The Weekly Weird - 2017-10-13
- Things you don't want to hear on a Jepsen review of your software: "These problems are not bugs; they are fundamental design decisions. Hazelcast has placed sequential or linearizable datatypes atop an eventually-consistent replication system which makes unjustifiably optimistic assumptions about node and network reliability." Also, I didn't know about flake ids so double bueno.
- How much (TLS-encrypted!) traffic can you push from a single FreeBSD box? 100Gbps if you're Netflix.
- "Why can't the IT industry deliver large, faultless projects quickly?" and HN's take. Tl;dr (IMO): because nobody wants to pay for them.

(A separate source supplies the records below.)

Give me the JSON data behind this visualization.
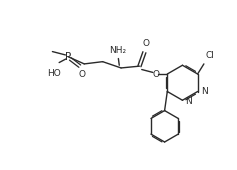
{
  "bg_color": "#ffffff",
  "line_color": "#2a2a2a",
  "lw": 1.0,
  "fs": 6.5,
  "xlim": [
    0,
    10.5
  ],
  "ylim": [
    0,
    7.5
  ]
}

- Use Coq to prove your arbitrary x86 assembly(!).
- Billions of engineer-hours spent building deep-learning frameworks have finally answered one of the fundamental questions of humanity.
- Write once, debug everywhere strikes again.
- Don't worry, CSVs are totally safe.
- How small can an Android APK get? Let's find out!
- Of course you can rpc over tor.
- I really liked this mozilla article on Quantum Render.
- Stupid systemd tricks: per-service IP traffic accounting and access control. Putting all this in C in pid 0 is fine I'm sure.
- The western world:
twothree nation-ish things separated by a common language.